Lack of new workers may threaten Utah's mining industry, residents tell state commission
PRICE Fewer young people are choosing mining as a career, which could diminish the future of the energy industry in Utah, speakers told the Utah Mine and Safety Commission today at its third meeting.
The meeting was a chance for Price residents to speak about the Crandall Canyon Mine disaster and offer their comments about mining in Utah. The mine's collapse in August trapped six men, and their bodies were never recovered. Three rescuers died days after the collapse while trying to reach them.
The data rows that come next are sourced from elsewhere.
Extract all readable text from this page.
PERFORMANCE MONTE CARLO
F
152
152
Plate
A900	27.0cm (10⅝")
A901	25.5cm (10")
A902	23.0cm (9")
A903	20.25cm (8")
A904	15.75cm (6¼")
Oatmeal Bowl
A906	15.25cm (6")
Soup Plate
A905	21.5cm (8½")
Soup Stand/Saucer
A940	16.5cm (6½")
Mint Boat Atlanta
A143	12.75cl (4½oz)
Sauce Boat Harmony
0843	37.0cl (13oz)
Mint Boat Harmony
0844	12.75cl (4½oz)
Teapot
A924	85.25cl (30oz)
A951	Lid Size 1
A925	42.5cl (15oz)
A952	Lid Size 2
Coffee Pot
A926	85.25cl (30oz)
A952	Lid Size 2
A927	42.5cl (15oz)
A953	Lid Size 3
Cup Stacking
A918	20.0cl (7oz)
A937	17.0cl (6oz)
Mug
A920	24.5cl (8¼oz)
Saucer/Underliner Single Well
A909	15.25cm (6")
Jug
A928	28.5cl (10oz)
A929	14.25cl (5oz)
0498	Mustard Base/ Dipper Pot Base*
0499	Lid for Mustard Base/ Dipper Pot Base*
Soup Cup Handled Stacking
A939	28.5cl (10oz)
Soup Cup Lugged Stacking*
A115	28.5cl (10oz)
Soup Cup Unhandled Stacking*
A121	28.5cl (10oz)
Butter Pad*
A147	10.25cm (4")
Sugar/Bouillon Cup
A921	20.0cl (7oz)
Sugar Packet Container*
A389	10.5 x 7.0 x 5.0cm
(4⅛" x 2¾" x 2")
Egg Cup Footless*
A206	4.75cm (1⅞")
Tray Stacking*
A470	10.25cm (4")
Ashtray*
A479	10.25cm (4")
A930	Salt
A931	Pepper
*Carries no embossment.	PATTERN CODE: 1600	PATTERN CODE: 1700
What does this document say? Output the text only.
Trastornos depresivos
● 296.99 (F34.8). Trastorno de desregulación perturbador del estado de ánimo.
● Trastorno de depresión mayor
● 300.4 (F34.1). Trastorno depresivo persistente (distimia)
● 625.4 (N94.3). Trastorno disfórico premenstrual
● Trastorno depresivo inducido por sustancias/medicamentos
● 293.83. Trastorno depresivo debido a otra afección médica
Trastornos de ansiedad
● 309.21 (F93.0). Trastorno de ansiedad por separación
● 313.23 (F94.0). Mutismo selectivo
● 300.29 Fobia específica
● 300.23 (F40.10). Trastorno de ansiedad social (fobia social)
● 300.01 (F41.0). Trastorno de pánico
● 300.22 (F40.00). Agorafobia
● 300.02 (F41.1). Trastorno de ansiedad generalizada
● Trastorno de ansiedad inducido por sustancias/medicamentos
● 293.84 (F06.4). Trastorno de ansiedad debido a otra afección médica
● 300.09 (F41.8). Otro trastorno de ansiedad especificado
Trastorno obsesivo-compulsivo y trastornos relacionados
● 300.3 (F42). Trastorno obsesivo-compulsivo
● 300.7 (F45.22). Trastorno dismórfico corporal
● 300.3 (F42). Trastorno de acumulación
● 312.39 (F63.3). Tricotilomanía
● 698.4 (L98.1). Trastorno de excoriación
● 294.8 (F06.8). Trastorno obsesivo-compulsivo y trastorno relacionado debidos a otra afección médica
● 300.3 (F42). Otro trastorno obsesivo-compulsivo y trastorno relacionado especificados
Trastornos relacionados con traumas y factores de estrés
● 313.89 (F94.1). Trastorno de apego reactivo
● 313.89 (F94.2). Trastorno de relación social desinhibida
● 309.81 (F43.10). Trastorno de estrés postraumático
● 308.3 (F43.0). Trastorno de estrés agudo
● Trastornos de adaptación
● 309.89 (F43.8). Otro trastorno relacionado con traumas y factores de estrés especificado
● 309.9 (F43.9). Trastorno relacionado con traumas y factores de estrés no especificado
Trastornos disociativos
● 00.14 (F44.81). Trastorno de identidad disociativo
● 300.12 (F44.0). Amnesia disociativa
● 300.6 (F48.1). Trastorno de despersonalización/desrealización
Despite the tragedy, many of the residents at the commission meeting spoke about the need to find ways to support the development of education and training programs to get more people interested in mining and energy-production careers. Without a new generation of workers for the energy industry, the state risks the demise of one of its major economic drivers, they said.
"We have to go out and attract new populations to come in and be a part of this solution," said Robert Topping, program director of the Western Energy Training Center at the College of Eastern Utah.
Over the next 10 years, Utah will lose 70 percent of southeastern Utah's highly qualified energy workers to retirement. With fewer young people choosing the oil, gas, and mining industries for professions, Topping said, certain students in elementary and high schools should be targeted.
"We want to engage the disenfranchised student, because that's generally who does well in this industry," he said.
Most students "who are turned off" by school lose interest "because they are constantly challenged to know something rather than to do something," he said. The energy industry requires hands-on ability, so getting those students connected to a "doing" industry would allow them to flourish, he added.
Topping said the need for new workers is critical and must be addressed immediately, or there will be a crisis in the next decade. About 1,400 Utah workers will leave coal mining in the next year, and there are already 600 jobs currently unfilled in the state.Over the next 10 years, Topping said, as many as 12,000 of Utah's 14,000 mining jobs will be lost due to retirement or workers choosing to leave the industry.